None of these options are important for the normal use of Drive Snapshot; usually you should use the default settings.
Disk image files can become rather large, if saving big partitions. However they should not be larger then certain limits, else they will not be usable by DOS (limit = 2047 MB) or will not fit on a CD-R/W (Limit 650-750MB).
So Snapshot will cut the disk image file after a preset size (default=650MB), and create several files with extensions ".SNA", ".SN1",".Sn2",..
If you know you have larger CR-R's (or even DVD's), you can increase this limit here.
This is relevant for FAT16 partitions with a large cluster size only.
Each file on your disk reserves more space, then it really uses, because disk space is reserved, based on a fixed cluster size. Usually, Drive Snapshot will save complete clusters into the image file, which includes also the unused space after the file. As the cluster size can be rather big for FAT16, saving only the used space can lead to as reduced disk image size.
The problem is, that the determination of the exact size of each file takes a certain time ( typically ~10 seconds), and an application could change some files during the scanning time.
This would lead to the problem, that the disk isn't entirely consistent, but rather contain some files with the file size of 9:00:00, and with others of 9:00:05 saved.
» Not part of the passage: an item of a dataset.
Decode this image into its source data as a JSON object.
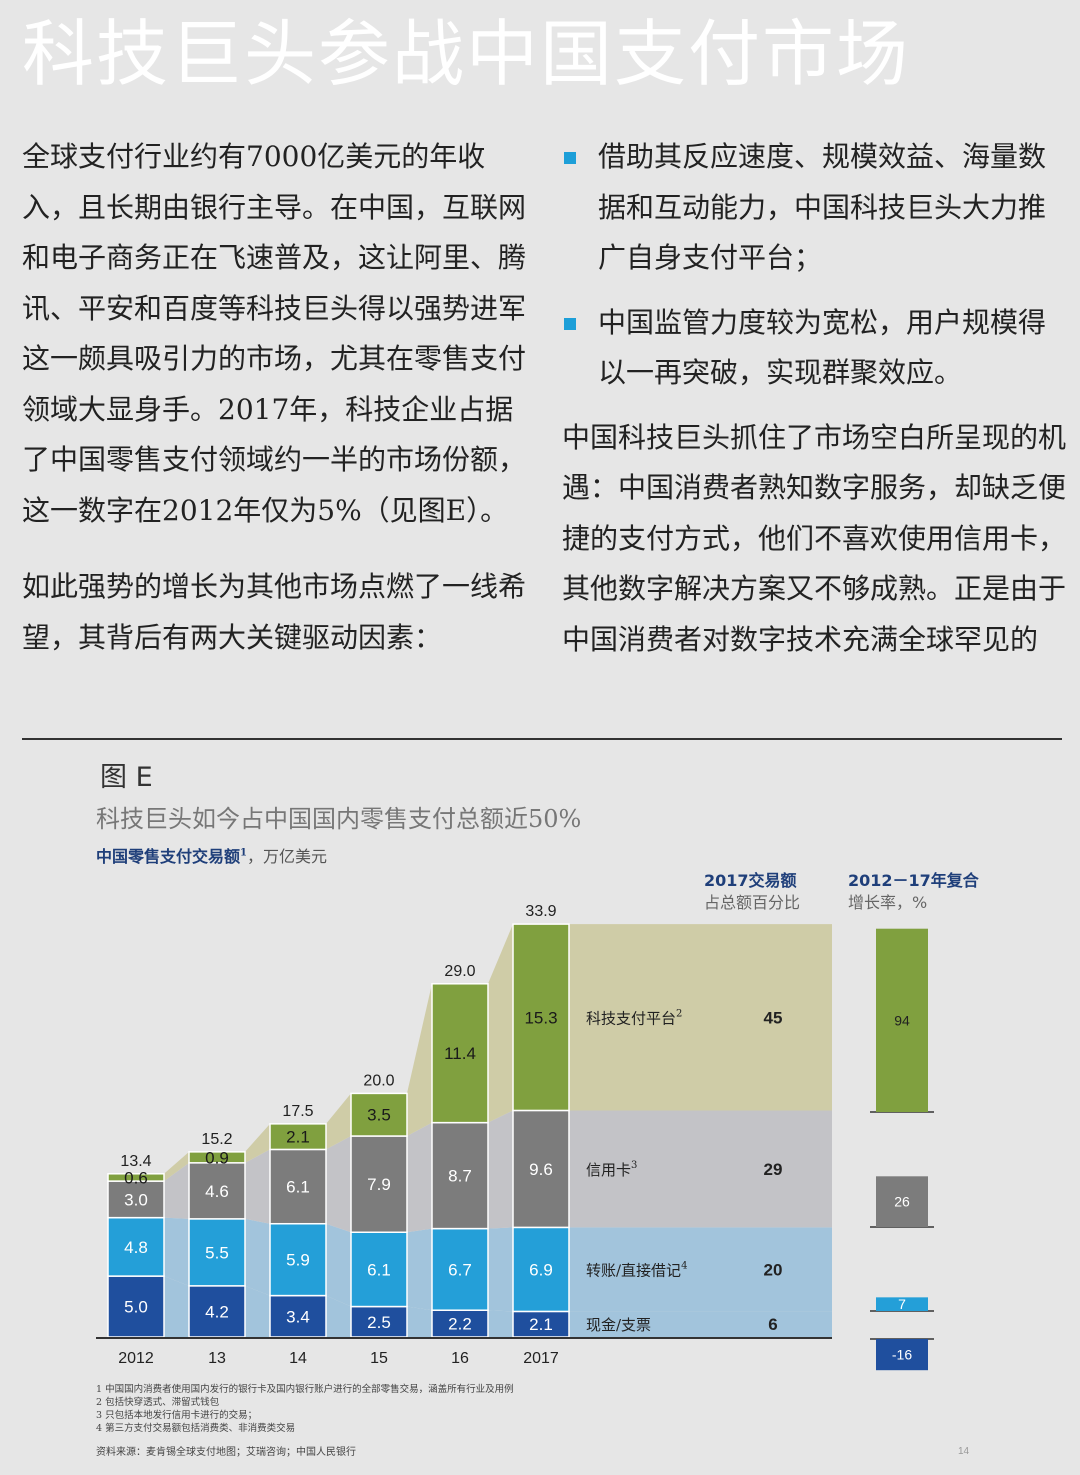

For this reason, please use this option only if you know that the disk is 'quite' at the time of the backup start for ~20 seconds; then however it's completely save to use this option.
A different possibility to solve the same problem is Command line - ClusterZap ; this will simply wipe everything unused behind the real data with 0's, which are very nicely compressible.
This saves each and every cluster on the disk, ignoring the free space information.
This has it's use, if you are trying some 'Data Recovery' Tool to recover some data from a damaged disk, but want to be able to restore the original state for the case that the 'recovery' fails.
Saves these settings to be uses as new default settings.